HUBUNGAN antara praktik hukum dan pendidikan hukum seharusnya menjadi proses dialektika penting dalam rangka mencari penjelasan dan solusi komprehensif tentang perjalanan reformasi hukum bangsa kita hari ini. Bagaimanapun, mereka yang memiliki otoritas dan menjalankan lembaga penegakan hukum dan peradilan adalah para sarjana hukum, produk pendidikan hukum.

Kasus Joko Tjandra adalah puncak gunung es dari banyak kasus lain dan merupakan jendela akademik untuk mempertanyakan apa yang terjadi dengan lembaga penegakan hukum dan peradilan di negeri ini.
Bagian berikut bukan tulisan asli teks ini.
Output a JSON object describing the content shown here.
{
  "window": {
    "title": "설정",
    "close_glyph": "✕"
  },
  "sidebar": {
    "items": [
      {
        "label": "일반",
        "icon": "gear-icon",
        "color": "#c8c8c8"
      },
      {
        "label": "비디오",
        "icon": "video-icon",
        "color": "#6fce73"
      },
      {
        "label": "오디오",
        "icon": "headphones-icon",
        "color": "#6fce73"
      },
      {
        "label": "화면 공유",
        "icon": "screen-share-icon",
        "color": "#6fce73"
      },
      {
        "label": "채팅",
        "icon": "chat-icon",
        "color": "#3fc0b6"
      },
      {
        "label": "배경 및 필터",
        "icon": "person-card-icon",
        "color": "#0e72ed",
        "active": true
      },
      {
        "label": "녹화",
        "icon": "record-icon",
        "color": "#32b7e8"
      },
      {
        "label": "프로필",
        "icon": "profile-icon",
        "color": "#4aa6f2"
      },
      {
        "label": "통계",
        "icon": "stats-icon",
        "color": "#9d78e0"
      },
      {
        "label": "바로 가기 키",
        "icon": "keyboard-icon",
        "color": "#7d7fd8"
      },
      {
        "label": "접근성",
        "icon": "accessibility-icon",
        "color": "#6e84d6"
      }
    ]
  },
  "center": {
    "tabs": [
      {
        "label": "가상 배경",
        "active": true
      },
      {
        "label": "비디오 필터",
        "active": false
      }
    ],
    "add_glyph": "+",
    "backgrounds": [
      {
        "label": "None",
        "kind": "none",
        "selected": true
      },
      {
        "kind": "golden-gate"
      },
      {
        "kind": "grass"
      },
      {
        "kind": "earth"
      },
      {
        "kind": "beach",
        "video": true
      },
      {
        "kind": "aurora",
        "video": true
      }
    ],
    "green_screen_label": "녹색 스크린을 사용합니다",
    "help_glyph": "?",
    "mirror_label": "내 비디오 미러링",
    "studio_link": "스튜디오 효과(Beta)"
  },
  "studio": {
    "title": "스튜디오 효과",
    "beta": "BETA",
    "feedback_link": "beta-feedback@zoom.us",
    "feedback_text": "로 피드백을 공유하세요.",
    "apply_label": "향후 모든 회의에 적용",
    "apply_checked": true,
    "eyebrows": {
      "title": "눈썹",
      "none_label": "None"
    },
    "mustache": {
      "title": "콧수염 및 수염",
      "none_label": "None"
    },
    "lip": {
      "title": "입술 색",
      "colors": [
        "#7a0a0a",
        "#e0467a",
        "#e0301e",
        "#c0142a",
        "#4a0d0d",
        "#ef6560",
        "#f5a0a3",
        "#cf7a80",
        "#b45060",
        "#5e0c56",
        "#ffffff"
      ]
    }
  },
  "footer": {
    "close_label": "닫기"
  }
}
Seberapa jauh cara kerja birokrasi hukum ditentukan oleh paradigma positivisme hukum dan segala manifestasinya yang mengakar dalam pendidikan hukum?

Adakah cukup ruang bagi para calon sarjana hukum untuk mengenal hubungan antara hukum dan konteks kemasyarakatan dengan dimensi kultural, ekonomi, politiknya; suatu pengetahuan yang amat dibutuhkan saat mereka menjadi penegak hukum? Semua penjelasan ini seharusnya berujung pada pengadilan (kecerdasan) akal budi, bukan politik akademik.

Potret Buram Kemunduran

Reformasi hukum berupa perumusan legislasi atau kebijakan dan revisinya memang dibutuhkan untuk cepat merespons berbagai permasalahan masyarakat. Namun, prosesnya harus mengikuti kaidah rule of law, tak bisa serampangan. Rule of law memastikan perlindungan warga negara terhadap negara atau sesamanya.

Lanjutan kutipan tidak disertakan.